Photo/IllutrationShinya Yamanaka, left, director of Kyoto University's Center for iPS Cell Research and Application, and other officials attend a news conference on Jan. 22. (Yoshiko Sato)

KYOTO--A scientist at a global leader in stem cell research admitted to falsifying data in a study published last year that had raised hopes for future treatments for brain diseases.

Officials at Kyoto University’s Center for iPS Cell Research and Application (CiRA) told a news conference on Jan. 22 that an internal investigation turned up research improprieties in the study. The university has asked the publishing company of Stem Cell Reports to retract the article, which appeared in the U.S. scientific journal in February 2017.

CiRA officials said Kohei Yamamizu, 36, a specially appointed assistant professor who was the lead writer of the article, told the committee that he fabricated the figures to “improve the overall appearance of the article.”

The center said the falsified data would not affect ongoing clinical research and tests using iPS cells, but measures will be taken to prevent a recurrence.

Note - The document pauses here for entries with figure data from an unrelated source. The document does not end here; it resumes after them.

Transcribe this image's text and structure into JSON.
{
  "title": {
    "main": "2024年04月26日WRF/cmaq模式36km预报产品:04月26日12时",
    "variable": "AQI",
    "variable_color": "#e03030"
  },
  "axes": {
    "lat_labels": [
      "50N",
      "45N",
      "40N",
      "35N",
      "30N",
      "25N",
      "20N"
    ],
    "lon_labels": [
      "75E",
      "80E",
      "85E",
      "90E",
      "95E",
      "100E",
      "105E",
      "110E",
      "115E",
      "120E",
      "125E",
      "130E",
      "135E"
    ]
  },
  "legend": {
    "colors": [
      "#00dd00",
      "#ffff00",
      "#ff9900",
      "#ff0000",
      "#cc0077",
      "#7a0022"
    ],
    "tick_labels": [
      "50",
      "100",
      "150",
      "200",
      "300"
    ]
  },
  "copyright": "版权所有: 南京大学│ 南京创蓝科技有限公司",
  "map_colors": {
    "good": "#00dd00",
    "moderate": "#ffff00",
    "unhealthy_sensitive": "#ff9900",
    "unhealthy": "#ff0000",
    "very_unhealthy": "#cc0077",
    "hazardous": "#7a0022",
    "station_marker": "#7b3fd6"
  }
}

“I truly regret and apologize for not being able to prevent the impropriety,” CiRA Director Shinya Yamanaka, who won the Nobel Prize for his work with human induced pluripotent stem (iPS) cells, said at the news conference. “I will make even greater efforts in regard to the fostering of researchers.”

Yamamizu’s research involved attempts to turn iPS cells into other cells that play an important role in protecting the brain.

The study claimed to have created brain endothelial cells with characteristics similar to cells that go into the creation of the blood-brain barrier. This barrier helps to protect the brain by limiting the activities of molecules that reach it.

According to the paper, the creation of such brain endothelial cells from iPS cells could be helpful in producing drugs to combat brain illnesses, such as Alzheimer’s.

However, doubts were raised about the validity of the paper, and a committee was formed in September 2017 to respond to the allegations.

The university’s research integrity investigation committee found fabrication and manipulation in 17 instances among 11 figures used in the paper. They consisted of all six main figures as well as five of the six supplementary figures used to augment the article.

The committee said the falsifications were made to reinforce the arguments in the paper while the manipulation of figures played a major role in supporting the paper’s conclusion.

When the committee analyzed the proper research data, it concluded that no brain endothelial cells were created.

The figures were all produced by Yamamizu, and none of the 10 co-authors of the article was involved, the committee said.

The university will decide on disciplinary action for those involved based on its internal guidelines.

University officials said they would institute new measures, including requiring the submittal of all experiment notes and sufficient research data to validate the reliability of figures before a study is published.